Nick (Jim Broadbent) and Meg (Lindsay Duncan) reevaluate their relationship while celebrating their thirtieth anniversary in Roger Michell’s LE WEEK-END
LE WEEK-END (Roger Michell, 2013)
Lincoln Plaza Cinema, 1886 Broadway at 63rd St., 212-757-2280
Angelika Film Center, 18 West Houston St. at Mercer St., 212-995-2570
Opens Friday, March 14
www.musicboxfilms.com
Mike Nichols’s Who’s Afraid of Virginia Woolf? meets Richard Linklater’s “Before” series in Roger Michell’s bittersweet romantic black comedy, Le Week-end. Professor Nick Burrows (Jim Broadbent) and teacher Meg Burrows (Lindsay Duncan) are celebrating their thirtieth wedding anniversary by returning to Paris, where they spent their honeymoon. But whereas their first visit was filled with love, hope, and dreams of a bright future, they have come to the realization that their life together didn’t quite turn out as planned. While Nick still seems to be in love with his wife, Meg is reevaluating their relationship, continually lashing into him and spending what little money they have with reckless abandon. When they unexpectedly bump into an old colleague of Nick’s, the self-absorbed chatterbox Morgan (Jeff Goldblum), they are invited and go to a party where they imagine what could have been, forcing them to face some brutal truths.
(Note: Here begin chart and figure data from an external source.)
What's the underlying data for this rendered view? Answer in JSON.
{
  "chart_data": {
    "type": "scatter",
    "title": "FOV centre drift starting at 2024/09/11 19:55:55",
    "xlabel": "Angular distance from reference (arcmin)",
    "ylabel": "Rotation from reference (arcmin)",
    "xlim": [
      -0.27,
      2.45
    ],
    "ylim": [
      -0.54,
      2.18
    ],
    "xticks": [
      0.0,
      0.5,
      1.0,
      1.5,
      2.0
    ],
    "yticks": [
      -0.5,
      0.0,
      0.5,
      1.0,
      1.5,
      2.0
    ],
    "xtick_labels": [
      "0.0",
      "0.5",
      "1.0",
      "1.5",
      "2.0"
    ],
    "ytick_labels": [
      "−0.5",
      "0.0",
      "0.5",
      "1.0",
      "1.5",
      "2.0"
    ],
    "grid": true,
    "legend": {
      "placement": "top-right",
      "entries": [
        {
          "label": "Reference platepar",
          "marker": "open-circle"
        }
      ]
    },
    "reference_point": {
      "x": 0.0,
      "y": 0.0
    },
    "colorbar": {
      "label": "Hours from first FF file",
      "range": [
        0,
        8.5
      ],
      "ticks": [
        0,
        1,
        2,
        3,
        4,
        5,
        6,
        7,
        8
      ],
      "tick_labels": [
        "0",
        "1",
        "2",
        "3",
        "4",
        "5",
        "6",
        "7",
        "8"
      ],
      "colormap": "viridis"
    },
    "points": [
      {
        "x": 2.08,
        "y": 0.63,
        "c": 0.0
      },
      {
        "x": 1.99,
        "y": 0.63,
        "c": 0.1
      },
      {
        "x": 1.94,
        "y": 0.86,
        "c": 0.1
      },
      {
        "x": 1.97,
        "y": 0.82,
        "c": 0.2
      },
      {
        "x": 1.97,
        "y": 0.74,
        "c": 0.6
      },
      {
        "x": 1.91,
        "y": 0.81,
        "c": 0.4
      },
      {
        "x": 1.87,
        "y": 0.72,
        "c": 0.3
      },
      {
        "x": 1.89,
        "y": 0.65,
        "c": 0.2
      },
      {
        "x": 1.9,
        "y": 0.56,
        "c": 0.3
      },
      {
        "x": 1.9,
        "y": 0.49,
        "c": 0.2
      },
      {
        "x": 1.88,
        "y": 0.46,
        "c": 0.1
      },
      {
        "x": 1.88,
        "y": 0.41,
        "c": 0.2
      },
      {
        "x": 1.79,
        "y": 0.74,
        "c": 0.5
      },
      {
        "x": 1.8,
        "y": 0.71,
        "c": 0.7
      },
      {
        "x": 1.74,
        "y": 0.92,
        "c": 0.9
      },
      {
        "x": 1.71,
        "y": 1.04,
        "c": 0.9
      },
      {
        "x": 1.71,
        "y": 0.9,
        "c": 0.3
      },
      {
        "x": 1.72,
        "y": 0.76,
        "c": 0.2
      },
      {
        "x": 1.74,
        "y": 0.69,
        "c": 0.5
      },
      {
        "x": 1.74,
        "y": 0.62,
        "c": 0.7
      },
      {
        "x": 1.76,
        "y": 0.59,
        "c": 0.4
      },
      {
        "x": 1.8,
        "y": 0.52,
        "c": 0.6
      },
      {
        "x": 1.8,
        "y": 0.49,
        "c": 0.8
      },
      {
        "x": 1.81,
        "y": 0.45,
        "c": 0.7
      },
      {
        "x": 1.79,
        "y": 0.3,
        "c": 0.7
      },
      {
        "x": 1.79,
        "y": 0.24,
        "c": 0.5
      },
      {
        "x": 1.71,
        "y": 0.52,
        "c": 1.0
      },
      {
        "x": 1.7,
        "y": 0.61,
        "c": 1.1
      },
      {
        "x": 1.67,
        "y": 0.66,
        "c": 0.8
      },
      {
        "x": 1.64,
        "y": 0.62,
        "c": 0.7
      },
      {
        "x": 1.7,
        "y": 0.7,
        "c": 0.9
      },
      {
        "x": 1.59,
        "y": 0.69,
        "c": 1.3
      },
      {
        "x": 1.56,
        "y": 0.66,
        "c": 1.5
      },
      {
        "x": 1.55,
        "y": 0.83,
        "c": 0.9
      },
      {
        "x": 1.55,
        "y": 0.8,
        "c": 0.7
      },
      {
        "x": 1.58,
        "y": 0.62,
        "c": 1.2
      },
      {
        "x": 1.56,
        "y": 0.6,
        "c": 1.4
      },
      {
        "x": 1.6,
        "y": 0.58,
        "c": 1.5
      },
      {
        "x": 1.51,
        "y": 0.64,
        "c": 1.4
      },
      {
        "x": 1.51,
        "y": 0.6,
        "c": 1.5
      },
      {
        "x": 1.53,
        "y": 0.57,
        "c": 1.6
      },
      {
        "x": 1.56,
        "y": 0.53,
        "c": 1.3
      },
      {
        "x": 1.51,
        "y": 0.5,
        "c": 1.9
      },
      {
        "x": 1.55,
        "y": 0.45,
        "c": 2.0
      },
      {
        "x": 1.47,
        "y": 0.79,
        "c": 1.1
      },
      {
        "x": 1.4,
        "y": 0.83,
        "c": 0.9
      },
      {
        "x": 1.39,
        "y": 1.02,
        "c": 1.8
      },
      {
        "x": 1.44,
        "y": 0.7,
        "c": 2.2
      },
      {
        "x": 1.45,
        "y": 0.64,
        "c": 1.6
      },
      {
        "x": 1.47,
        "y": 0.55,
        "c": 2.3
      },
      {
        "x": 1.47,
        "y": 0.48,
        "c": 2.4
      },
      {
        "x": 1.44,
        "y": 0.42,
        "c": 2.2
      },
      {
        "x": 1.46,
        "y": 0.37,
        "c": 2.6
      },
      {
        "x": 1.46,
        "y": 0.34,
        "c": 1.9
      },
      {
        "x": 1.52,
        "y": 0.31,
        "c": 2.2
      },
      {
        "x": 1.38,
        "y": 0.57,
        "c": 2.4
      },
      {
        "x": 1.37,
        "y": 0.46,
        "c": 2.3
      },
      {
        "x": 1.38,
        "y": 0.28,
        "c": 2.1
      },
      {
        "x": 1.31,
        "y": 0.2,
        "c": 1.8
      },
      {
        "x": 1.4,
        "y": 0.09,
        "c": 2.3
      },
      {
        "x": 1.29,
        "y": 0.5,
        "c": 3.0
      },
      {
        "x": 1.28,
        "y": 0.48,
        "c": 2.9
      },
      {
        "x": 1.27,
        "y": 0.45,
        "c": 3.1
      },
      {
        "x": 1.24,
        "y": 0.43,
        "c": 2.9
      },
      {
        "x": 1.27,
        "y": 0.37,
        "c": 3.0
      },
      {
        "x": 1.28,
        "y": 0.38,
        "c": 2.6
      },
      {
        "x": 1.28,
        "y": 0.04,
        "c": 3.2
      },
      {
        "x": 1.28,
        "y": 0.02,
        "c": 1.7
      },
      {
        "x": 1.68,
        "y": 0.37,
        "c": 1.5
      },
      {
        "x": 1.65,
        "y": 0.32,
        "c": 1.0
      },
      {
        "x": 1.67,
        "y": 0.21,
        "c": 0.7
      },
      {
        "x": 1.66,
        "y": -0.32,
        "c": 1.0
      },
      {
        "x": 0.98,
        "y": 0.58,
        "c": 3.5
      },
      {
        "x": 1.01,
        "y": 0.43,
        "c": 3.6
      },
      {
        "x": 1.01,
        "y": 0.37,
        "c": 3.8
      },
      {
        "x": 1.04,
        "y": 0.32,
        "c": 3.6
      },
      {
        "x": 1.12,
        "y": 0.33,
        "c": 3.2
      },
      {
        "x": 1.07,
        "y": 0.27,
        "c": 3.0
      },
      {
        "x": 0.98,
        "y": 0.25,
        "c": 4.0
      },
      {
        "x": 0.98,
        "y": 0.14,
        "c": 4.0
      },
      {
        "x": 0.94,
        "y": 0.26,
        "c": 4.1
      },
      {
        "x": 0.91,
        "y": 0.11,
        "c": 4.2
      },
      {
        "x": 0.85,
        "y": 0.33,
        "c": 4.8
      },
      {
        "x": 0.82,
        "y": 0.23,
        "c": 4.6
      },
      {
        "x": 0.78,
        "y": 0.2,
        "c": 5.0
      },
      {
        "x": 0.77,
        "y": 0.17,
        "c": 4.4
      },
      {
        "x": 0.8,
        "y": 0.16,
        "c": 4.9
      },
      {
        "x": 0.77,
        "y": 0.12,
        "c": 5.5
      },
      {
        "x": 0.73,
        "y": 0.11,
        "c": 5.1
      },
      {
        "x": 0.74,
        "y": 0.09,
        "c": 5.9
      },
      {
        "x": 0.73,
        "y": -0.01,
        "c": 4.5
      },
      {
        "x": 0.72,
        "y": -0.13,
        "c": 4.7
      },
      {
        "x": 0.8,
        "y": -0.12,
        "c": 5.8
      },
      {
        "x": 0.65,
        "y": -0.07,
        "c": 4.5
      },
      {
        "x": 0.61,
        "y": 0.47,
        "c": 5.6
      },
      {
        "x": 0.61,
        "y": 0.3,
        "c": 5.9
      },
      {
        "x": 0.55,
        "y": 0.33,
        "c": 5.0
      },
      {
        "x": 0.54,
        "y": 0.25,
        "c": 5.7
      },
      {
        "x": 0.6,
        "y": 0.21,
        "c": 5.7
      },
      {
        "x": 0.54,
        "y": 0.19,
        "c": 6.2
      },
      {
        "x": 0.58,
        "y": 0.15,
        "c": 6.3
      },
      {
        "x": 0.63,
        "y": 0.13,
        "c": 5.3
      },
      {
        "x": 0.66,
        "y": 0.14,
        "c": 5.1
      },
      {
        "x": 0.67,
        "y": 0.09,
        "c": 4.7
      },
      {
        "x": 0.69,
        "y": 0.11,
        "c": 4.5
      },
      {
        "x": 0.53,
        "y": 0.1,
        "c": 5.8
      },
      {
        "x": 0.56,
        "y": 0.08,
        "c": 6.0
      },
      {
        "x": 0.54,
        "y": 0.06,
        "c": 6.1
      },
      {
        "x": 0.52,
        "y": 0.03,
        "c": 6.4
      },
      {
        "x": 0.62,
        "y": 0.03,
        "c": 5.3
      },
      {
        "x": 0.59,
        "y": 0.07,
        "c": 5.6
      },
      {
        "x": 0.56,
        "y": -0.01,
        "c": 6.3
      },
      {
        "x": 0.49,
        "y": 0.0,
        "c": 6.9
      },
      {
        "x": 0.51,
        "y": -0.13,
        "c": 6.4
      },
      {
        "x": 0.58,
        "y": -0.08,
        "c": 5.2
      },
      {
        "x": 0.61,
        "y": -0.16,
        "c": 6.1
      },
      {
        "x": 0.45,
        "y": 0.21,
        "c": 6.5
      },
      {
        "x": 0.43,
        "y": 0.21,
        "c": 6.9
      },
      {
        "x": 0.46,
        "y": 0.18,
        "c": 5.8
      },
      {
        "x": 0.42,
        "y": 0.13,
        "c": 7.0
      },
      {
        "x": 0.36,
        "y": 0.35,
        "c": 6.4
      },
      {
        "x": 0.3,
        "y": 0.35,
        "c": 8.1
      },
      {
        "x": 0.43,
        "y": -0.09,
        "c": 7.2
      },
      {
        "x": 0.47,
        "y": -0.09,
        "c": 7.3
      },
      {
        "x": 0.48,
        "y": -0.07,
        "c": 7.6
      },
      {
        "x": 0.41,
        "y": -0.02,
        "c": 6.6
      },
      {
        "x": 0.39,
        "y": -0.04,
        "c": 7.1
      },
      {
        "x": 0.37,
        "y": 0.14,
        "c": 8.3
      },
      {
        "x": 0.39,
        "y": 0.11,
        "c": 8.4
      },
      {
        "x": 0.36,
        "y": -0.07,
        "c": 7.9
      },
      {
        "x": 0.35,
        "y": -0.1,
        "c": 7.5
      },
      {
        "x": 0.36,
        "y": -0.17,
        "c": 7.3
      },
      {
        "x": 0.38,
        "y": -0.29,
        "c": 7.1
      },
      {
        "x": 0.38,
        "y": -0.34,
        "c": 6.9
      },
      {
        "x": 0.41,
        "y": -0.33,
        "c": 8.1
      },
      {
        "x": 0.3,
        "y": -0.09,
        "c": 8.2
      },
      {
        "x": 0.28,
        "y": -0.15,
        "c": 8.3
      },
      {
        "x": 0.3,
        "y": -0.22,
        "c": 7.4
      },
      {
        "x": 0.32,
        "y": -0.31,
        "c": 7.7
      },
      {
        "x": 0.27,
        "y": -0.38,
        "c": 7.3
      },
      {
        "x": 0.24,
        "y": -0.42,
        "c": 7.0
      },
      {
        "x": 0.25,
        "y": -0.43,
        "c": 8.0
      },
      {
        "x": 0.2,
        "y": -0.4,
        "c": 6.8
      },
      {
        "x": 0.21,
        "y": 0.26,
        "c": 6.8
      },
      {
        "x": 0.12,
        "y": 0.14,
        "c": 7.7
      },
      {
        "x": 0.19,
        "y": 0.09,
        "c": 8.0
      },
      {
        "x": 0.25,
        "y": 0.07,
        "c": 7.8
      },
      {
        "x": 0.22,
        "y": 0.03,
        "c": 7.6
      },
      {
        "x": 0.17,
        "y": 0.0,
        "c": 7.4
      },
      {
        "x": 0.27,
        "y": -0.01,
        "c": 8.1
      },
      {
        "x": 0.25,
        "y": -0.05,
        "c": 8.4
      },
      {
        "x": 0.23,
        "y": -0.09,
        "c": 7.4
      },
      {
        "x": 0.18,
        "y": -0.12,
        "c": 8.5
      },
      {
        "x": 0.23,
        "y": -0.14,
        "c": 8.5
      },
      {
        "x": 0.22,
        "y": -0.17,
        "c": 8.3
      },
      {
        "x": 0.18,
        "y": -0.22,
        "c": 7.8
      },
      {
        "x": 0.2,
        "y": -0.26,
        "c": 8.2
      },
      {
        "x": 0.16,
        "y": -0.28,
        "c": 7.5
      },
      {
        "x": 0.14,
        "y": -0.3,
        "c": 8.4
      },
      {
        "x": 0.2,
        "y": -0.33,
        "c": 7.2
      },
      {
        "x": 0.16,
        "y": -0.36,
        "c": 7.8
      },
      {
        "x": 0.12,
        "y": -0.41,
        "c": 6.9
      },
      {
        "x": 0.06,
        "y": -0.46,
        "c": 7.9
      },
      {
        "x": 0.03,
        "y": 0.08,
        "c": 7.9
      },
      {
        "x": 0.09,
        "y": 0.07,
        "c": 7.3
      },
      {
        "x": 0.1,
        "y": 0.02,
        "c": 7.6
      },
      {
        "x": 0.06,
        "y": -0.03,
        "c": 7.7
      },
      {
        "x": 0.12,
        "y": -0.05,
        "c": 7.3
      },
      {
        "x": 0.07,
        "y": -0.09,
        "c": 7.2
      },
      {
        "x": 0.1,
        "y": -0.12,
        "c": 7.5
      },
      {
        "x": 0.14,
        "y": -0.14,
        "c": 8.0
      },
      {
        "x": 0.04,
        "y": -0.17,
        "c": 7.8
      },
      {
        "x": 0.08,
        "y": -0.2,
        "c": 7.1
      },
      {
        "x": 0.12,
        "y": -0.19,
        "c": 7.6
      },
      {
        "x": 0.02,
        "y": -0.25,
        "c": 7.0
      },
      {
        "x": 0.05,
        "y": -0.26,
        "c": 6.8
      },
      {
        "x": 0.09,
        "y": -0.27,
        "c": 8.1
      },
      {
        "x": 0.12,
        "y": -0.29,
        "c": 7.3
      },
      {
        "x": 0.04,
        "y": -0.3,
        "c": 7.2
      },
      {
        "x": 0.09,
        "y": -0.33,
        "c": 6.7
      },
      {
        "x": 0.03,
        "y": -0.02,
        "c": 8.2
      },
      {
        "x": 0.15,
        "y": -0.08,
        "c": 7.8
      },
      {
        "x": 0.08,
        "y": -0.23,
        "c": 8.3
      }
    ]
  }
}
Broadbent (Iris, Topsy-Turvy) and Duncan (Mansfield Park, Traffik) are marvelous together, inhabiting their roles with a beautiful grace, evoking what Jesse (Ethan Hawke) and Céline (Julie Delpy) might be like in the third or fourth sequel to Before Sunrise. Meanwhile, it’s hard to imagine anyone but Goldblum (The Fly, The Big Chill) playing the jittery Morgan so wonderfully. Director Michell and writer Hanif Kureishi, who previously collaborated on The Buddha of Suburbia, The Mother, and Venus, have created a very funny, honest, mature, and heart-wrenching portrait of a couple in sudden crisis after three decades of marriage, not necessarily knowing what, if anything, went wrong when. Le Week-end, which pays tribute to Jean-Luc Godard both in its title and in a late scene, opens March 14 at Lincoln Plaza and the Angelika.